17 Monocerotis

Observation data Epoch J2000 Equinox ICRS
- Constellation: Monoceros
- Right ascension: 06^{h} 47^{m} 19.82946^{s}
- Declination: +08° 02′ 14.1239″
- Apparent magnitude (V): 4.77

Characteristics
- Spectral type: K4 III
- U−B color index: +1.65
- B−V color index: +1.40

Astrometry
- Radial velocity (R_{v}): +46.19 km/s
- Proper motion (μ): RA: -23.728 mas/yr Dec.: -12.011 mas/yr
- Parallax (π): 6.62±0.25 mas
- Distance: 490 ± 20 ly (151 ± 6 pc)
- Absolute magnitude (M_{V}): -1.12

Details
- Radius: 25+1 −3 R_{☉}
- Luminosity: 538.2±23.8 L_{☉}
- Surface gravity (log g): 1.86 cgs
- Temperature: 4,345 K
- Metallicity [Fe/H]: +0.06 dex
- Rotational velocity (v sin i): 2.5 km/s
- Other designations: 17 Mon, BD+08°1496, GC 8880, HD 49161, HIP 32533, HR 2503, SAO 114410

Database references
- SIMBAD: data

= 17 Monocerotis =

Star in the constellation Monoceros

17 Monocerotis is a single star located around 490 light years away from the Sun in the equatorial constellation of Monoceros. It is visible to the naked eye as a faint, orange-hued star with an apparent visual magnitude of 4.77. The star is moving away from the Earth with a heliocentric radial velocity of +46 km/s.

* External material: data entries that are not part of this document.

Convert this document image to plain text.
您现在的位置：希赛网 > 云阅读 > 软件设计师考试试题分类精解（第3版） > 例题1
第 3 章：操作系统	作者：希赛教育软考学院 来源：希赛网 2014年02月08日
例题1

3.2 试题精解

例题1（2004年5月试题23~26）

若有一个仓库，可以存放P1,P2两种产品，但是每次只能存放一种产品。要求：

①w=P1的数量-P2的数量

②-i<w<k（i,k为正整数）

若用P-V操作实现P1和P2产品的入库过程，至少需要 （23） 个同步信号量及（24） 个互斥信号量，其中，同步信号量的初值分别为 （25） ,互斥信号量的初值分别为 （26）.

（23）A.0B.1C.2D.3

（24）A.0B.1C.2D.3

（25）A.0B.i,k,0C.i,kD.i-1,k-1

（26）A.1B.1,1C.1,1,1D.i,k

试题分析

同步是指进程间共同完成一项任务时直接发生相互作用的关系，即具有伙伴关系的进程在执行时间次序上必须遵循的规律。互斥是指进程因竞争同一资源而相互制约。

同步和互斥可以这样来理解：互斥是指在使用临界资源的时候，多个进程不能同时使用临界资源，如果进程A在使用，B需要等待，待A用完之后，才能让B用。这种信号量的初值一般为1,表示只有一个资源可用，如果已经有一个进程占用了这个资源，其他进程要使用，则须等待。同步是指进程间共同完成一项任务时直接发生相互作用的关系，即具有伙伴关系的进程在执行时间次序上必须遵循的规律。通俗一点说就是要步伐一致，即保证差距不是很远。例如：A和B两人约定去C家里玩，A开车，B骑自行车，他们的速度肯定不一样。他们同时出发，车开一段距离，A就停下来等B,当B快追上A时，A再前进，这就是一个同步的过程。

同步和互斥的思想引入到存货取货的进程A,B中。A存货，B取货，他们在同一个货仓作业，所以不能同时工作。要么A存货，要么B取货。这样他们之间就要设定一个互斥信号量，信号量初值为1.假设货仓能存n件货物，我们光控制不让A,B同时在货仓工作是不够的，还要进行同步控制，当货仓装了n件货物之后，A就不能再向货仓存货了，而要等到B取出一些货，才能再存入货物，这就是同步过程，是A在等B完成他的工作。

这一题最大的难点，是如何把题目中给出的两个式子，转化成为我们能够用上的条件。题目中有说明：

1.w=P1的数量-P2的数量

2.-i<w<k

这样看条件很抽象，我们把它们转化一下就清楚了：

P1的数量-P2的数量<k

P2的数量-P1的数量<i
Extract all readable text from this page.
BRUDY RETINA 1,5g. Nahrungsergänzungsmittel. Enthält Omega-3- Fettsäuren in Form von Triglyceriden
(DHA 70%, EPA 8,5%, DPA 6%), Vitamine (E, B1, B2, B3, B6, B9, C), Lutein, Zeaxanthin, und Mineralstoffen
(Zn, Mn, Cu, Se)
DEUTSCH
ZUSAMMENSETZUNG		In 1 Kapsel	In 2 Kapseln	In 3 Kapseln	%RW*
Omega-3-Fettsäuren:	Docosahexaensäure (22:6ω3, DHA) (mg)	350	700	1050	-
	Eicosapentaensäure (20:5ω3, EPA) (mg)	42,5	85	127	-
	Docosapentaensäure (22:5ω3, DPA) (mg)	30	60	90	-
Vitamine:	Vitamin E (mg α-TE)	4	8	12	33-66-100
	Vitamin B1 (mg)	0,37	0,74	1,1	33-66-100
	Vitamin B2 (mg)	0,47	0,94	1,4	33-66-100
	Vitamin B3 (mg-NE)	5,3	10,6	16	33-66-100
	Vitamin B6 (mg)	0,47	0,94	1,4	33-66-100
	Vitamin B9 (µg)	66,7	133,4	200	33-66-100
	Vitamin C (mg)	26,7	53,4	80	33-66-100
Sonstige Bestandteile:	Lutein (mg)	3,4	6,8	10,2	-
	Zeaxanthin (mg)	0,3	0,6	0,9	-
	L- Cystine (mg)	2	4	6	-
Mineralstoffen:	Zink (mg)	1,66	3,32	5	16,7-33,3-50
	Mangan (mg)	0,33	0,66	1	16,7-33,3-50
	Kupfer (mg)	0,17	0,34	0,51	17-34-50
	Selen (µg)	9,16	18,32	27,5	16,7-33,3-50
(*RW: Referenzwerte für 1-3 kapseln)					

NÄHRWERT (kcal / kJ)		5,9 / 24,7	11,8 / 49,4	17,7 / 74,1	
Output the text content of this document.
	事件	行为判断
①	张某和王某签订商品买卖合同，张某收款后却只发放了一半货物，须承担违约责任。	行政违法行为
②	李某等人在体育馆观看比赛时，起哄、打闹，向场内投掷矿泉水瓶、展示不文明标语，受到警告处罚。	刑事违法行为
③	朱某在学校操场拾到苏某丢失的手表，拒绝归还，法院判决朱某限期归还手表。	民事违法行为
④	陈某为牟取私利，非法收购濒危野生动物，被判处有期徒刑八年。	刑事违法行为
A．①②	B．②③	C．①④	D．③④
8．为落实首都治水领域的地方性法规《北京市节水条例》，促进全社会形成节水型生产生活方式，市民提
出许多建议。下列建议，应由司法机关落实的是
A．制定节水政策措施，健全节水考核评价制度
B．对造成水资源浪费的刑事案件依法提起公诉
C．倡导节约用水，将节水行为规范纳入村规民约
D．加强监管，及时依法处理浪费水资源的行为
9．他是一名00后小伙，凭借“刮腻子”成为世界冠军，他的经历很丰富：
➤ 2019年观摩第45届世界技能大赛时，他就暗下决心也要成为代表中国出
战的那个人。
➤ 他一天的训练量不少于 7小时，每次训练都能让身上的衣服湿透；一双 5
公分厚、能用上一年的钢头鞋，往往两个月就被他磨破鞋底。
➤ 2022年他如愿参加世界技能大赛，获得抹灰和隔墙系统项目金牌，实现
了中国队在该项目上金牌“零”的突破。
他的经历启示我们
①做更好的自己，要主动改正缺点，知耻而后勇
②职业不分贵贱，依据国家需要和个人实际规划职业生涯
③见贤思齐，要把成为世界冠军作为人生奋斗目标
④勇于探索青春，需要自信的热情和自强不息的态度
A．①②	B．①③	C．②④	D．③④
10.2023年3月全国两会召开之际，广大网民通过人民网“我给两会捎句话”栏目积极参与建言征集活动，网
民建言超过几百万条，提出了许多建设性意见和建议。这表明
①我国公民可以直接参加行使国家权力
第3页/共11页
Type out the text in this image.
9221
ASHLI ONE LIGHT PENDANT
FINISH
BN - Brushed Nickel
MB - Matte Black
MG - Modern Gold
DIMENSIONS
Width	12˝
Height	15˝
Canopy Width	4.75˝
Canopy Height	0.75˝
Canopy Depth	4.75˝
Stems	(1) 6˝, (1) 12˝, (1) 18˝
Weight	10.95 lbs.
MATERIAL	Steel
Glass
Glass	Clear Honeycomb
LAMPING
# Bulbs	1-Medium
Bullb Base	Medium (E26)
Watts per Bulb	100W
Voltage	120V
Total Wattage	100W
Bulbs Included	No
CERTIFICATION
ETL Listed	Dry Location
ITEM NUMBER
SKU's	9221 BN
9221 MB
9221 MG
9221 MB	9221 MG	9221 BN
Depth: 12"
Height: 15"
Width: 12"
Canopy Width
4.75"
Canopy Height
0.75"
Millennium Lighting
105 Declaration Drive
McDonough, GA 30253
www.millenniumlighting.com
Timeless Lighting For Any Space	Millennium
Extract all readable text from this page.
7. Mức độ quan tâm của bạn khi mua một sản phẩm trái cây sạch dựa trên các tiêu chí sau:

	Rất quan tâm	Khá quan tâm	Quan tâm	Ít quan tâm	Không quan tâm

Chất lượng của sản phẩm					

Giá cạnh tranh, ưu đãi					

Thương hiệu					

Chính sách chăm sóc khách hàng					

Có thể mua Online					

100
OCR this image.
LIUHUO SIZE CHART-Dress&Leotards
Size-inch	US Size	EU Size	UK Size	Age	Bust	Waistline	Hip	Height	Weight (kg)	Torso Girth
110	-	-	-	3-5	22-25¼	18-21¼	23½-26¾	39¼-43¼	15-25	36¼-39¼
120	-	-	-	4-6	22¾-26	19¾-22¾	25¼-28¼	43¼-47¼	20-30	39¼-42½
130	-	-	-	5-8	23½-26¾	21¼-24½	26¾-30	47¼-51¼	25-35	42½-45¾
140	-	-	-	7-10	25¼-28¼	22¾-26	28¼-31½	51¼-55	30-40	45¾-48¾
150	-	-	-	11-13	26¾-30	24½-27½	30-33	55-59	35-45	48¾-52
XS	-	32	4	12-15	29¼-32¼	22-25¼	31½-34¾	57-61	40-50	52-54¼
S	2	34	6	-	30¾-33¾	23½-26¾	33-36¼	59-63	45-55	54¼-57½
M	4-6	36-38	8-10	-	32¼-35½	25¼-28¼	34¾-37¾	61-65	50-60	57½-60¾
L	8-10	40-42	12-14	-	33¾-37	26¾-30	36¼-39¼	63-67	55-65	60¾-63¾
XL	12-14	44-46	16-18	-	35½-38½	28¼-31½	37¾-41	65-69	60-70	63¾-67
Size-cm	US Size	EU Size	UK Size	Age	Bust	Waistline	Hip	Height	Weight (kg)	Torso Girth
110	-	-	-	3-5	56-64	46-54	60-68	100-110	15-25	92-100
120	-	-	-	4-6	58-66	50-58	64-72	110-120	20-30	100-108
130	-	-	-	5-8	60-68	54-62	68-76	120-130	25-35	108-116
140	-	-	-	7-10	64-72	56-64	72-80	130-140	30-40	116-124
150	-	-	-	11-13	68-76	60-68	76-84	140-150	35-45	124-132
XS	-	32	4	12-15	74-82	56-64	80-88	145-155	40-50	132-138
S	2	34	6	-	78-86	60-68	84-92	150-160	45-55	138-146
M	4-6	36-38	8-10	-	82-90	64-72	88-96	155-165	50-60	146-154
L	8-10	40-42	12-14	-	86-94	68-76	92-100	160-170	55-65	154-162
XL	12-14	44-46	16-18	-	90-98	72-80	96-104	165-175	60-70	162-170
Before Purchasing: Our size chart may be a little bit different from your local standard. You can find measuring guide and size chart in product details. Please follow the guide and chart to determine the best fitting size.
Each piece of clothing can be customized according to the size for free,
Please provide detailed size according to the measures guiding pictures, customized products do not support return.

This is an aging giant star with a stellar classification of K4 III. As a consequence of having exhausted the supply of hydrogen at its core, the star has expanded to 25 times the radius of the Sun. It is radiating around 538 times the Sun's luminosity from its swollen photosphere at an effective temperature of 4,345 K.